The rumbling stopped with an explosion far down the building. The shockwave threw Kol sideways into the command room’s front control panel.

“Hey!” Jaleel sat dead center at the controls. “Watch out! I need some of those.” He leaned around Kol to reach a lever. The room’s hallway-side door sealed beside them.

Kol slide aside but did not reply. He saw then the source of the tremors.

A huge, living, flying creature rocketed out from the Pinnacle. It skirted the circle of mountain peaks, spewing long trails of neon green that melted ship and stone alike.

Three Saw-wings spun out of sight, careening toward the valley far below, holes visible in their curved wings.

And Kol also saw the mountain’s peaks steaming. He saw the craggy edges smoothing away, melting down like butter, from the creature’s discharge.

“That must’ve been what caused the rumbling.” Jaleel clapped. “Look at the size of that thing! This has to be an Orson!”

The creature took another long loop, spewing green. One whole Saw-wing squadron, all in tight formation, took a stream of the corrosive. All melted. All fell, down to the growing graveyard on the valley floor or smashed to ruins among the melting mountain peaks.

One Saw-wing rammed directly into the Pinnacle, far to Kol’s left, sending out another immense shockwave.

“I haven’t even gotten started,” Jaleel cheered. “This is just way too good. The whole base is trashed now and everyone’s escaping and we robbed them blind. It’s like Baron Helmont’s terrible, horrible, no good, very bad day – you know, like that kids’ book.”

“The creature in the sky is useful,” Kol said. “But only to a point. Whatever that behemoth is, if it decides to stay here, we’ll face the same problem we had before. Worse. We know what Saw-wings are.”

One of the larger Liberty Corps battleships moved in, firing its heavy cannons at the creature. What looked like stone chipped away from the dark blur, disintegrating under the heavy heat. The creature roared and twisted, end-over-end, 180 degrees and flew back toward the large ship.

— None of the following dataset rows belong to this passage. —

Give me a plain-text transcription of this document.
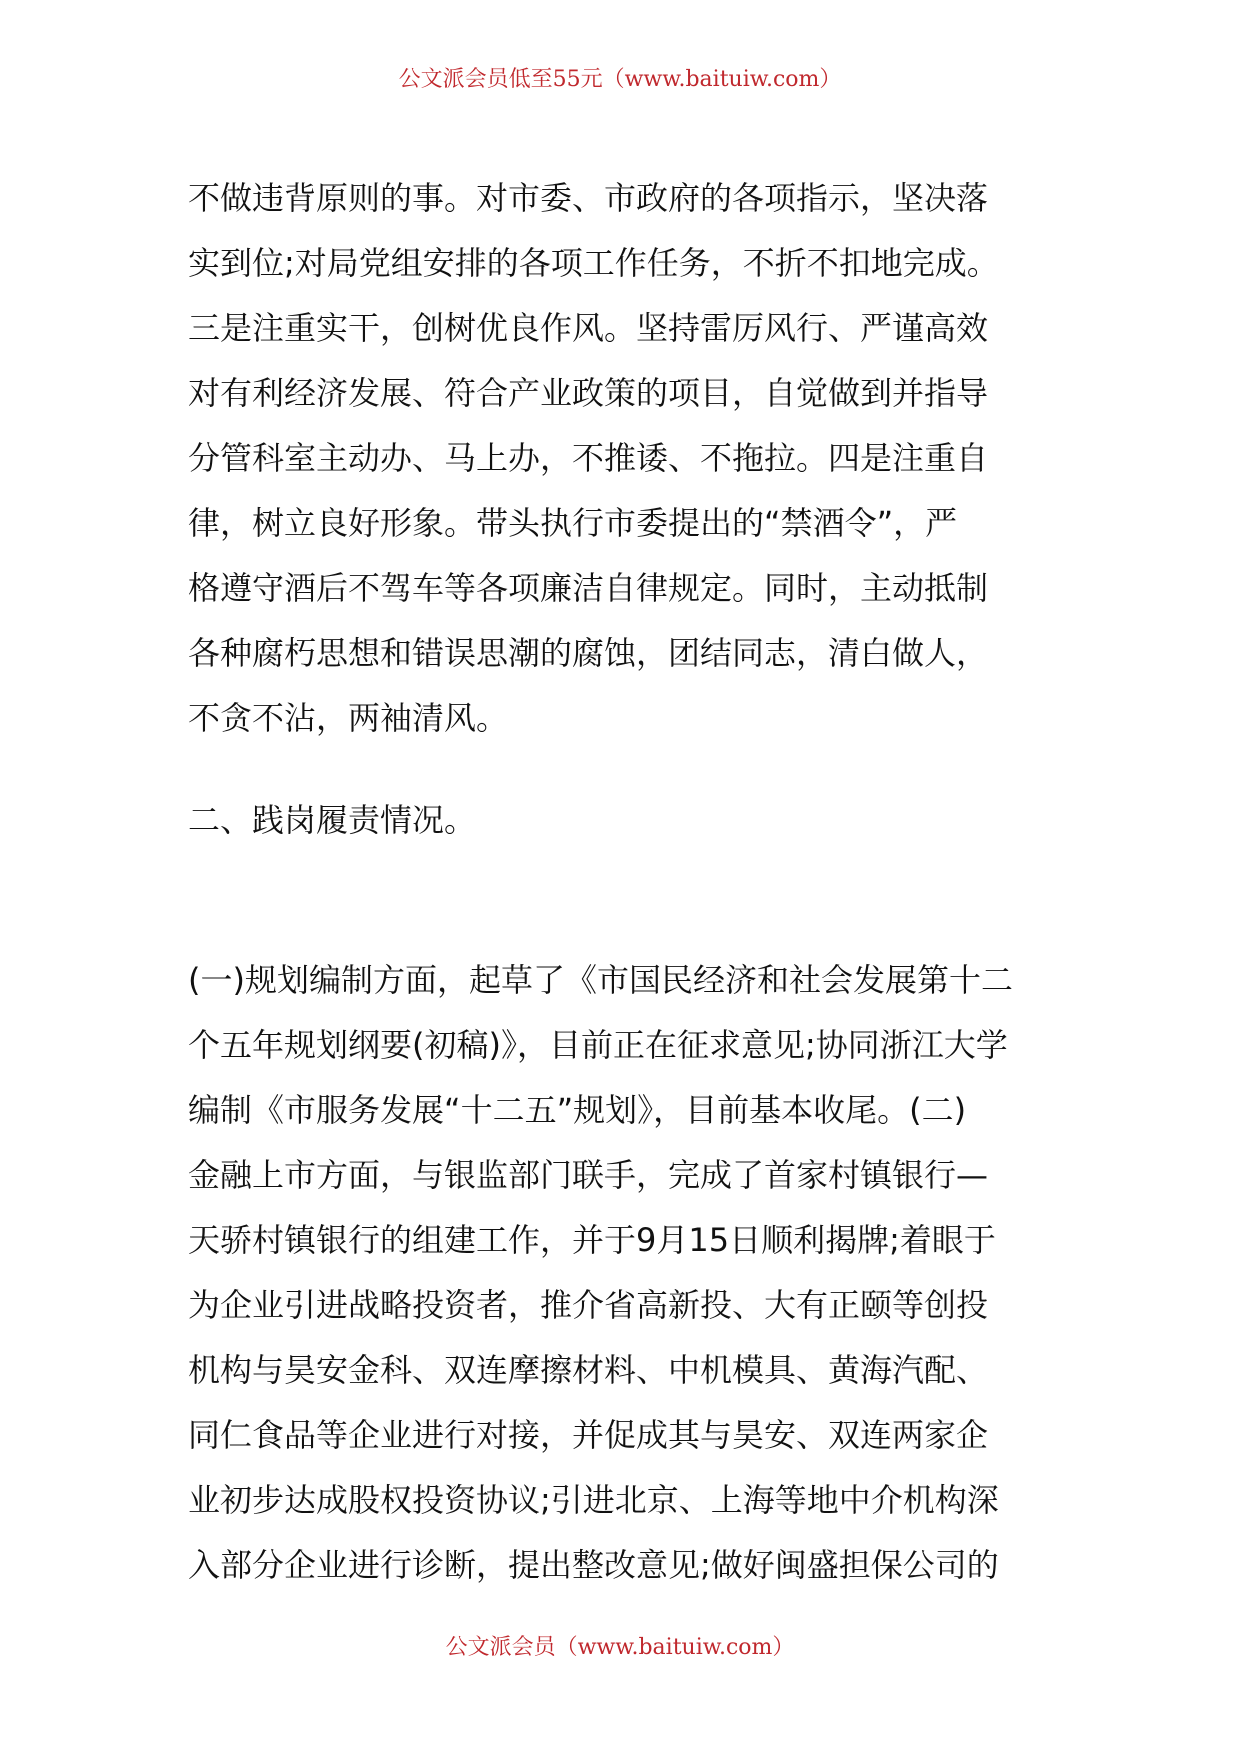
公文派会员低至55元（www.baituiw.com）
不做违背原则的事。对市委、市政府的各项指示，坚决落
实到位;对局党组安排的各项工作任务，不折不扣地完成。
三是注重实干，创树优良作风。坚持雷厉风行、严谨高效
对有利经济发展、符合产业政策的项目，自觉做到并指导
分管科室主动办、马上办，不推诿、不拖拉。四是注重自
律，树立良好形象。带头执行市委提出的“禁酒令”，严
格遵守酒后不驾车等各项廉洁自律规定。同时，主动抵制
各种腐朽思想和错误思潮的腐蚀，团结同志，清白做人，
不贪不沾，两袖清风。
二、践岗履责情况。
(一)规划编制方面，起草了《市国民经济和社会发展第十二
个五年规划纲要(初稿)》，目前正在征求意见;协同浙江大学
编制《市服务发展“十二五”规划》，目前基本收尾。(二)
金融上市方面，与银监部门联手，完成了首家村镇银行—
天骄村镇银行的组建工作，并于9月15日顺利揭牌;着眼于
为企业引进战略投资者，推介省高新投、大有正颐等创投
机构与昊安金科、双连摩擦材料、中机模具、黄海汽配、
同仁食品等企业进行对接，并促成其与昊安、双连两家企
业初步达成股权投资协议;引进北京、上海等地中介机构深
入部分企业进行诊断，提出整改意见;做好闽盛担保公司的
公文派会员（www.baituiw.com）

“Don’t get too worried.” Jaleel tapped one of the readouts on the monitor. “Looks like more things are taking off, and it’s looking pretty weird.”

“What now?” Kol listened. He tried to hear without hearing, to look for Shaping. But it was too noisy. He felt nothing more until he saw the other crowd of escapees, streaking across the sky.

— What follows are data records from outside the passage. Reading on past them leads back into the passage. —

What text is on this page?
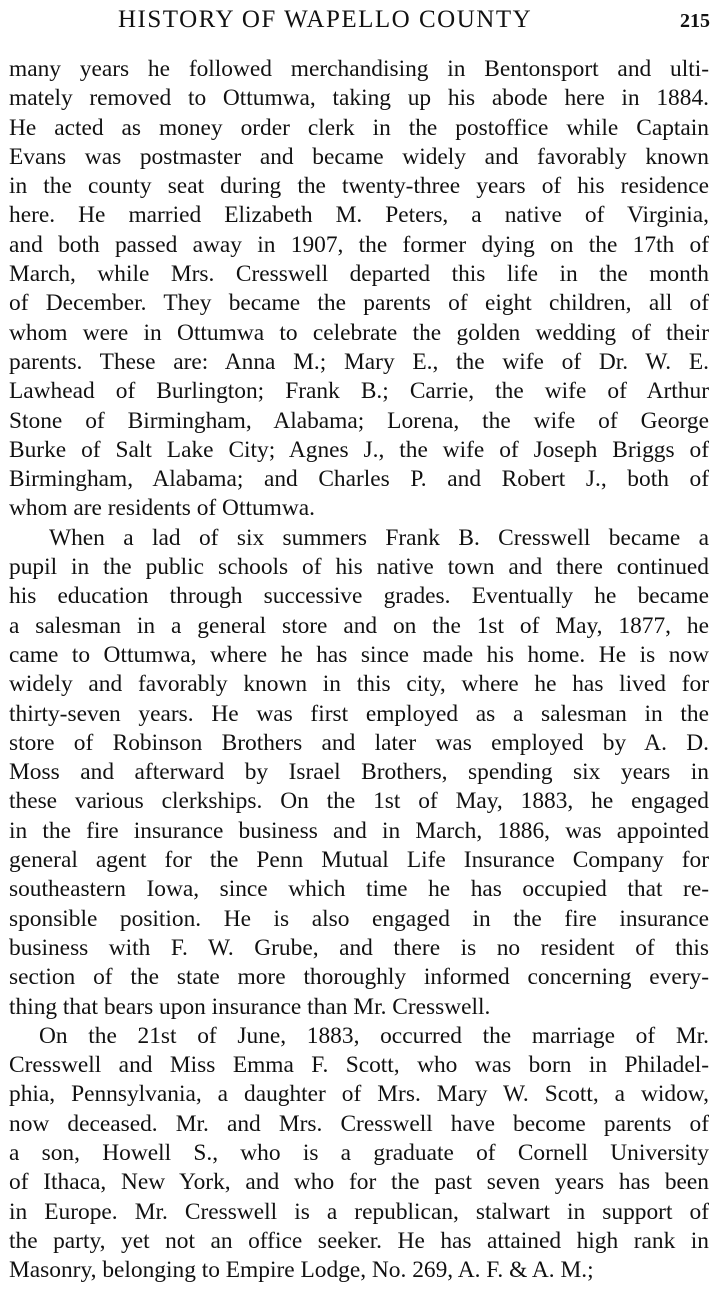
HISTORY OF WAPELLO COUNTY	215
many years he followed merchandising in Bentonsport and ulti-
mately removed to Ottumwa, taking up his abode here in 1884.
He acted as money order clerk in the postoffice while Captain
Evans was postmaster and became widely and favorably known
in the county seat during the twenty-three years of his residence
here. He married Elizabeth M. Peters, a native of Virginia,
and both passed away in 1907, the former dying on the 17th of
March, while Mrs. Cresswell departed this life in the month
of December. They became the parents of eight children, all of
whom were in Ottumwa to celebrate the golden wedding of their
parents. These are: Anna M.; Mary E., the wife of Dr. W. E.
Lawhead of Burlington; Frank B.; Carrie, the wife of Arthur
Stone of Birmingham, Alabama; Lorena, the wife of George
Burke of Salt Lake City; Agnes J., the wife of Joseph Briggs of
Birmingham, Alabama; and Charles P. and Robert J., both of
whom are residents of Ottumwa.
When a lad of six summers Frank B. Cresswell became a
pupil in the public schools of his native town and there continued
his education through successive grades. Eventually he became
a salesman in a general store and on the 1st of May, 1877, he
came to Ottumwa, where he has since made his home. He is now
widely and favorably known in this city, where he has lived for
thirty-seven years. He was first employed as a salesman in the
store of Robinson Brothers and later was employed by A. D.
Moss and afterward by Israel Brothers, spending six years in
these various clerkships. On the 1st of May, 1883, he engaged
in the fire insurance business and in March, 1886, was appointed
general agent for the Penn Mutual Life Insurance Company for
southeastern Iowa, since which time he has occupied that re-
sponsible position. He is also engaged in the fire insurance
business with F. W. Grube, and there is no resident of this
section of the state more thoroughly informed concerning every-
thing that bears upon insurance than Mr. Cresswell.
On the 21st of June, 1883, occurred the marriage of Mr.
Cresswell and Miss Emma F. Scott, who was born in Philadel-
phia, Pennsylvania, a daughter of Mrs. Mary W. Scott, a widow,
now deceased. Mr. and Mrs. Cresswell have become parents of
a son, Howell S., who is a graduate of Cornell University
of Ithaca, New York, and who for the past seven years has been
in Europe. Mr. Cresswell is a republican, stalwart in support of
the party, yet not an office seeker. He has attained high rank in
Masonry, belonging to Empire Lodge, No. 269, A. F. & A. M.;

Kol couldn’t follow them all.

More creatures flew away from the base. There were winged shapes, some as small as birds. Some looked almost human with fleshy arms and legs despite their feathered wings.

One of the human shapes had eyes that glowed red. It seemed to bring a shadow with it, a haze that shrouded everything around it.

The flying figures dove down into the valley, avoiding acid and Saw-wing fire. Some of the Saw-wings gave pursuit. They peeled away from their wide maneuvers and swung low through the valley.

“Look!” Jaleel nodded. “Their cannons aren’t firing.” He didn’t glance up from the controls. “Probably another Orson.” He laughed again.

But Kol did not answer him. A long, undulating thing flew past their wide window. It was like a sea serpent, but swimming through the air. It shot straight up, through the battle, ascending like a rocket at liftoff. More of the Liberty Corps fighters shot skyward after it.

There were too many fliers, too many for the divided Saw-wings to chase them all, even with the creature still trading blows with the lead battleship. Kol didn’t know where to look, his eyes drawn everywhere.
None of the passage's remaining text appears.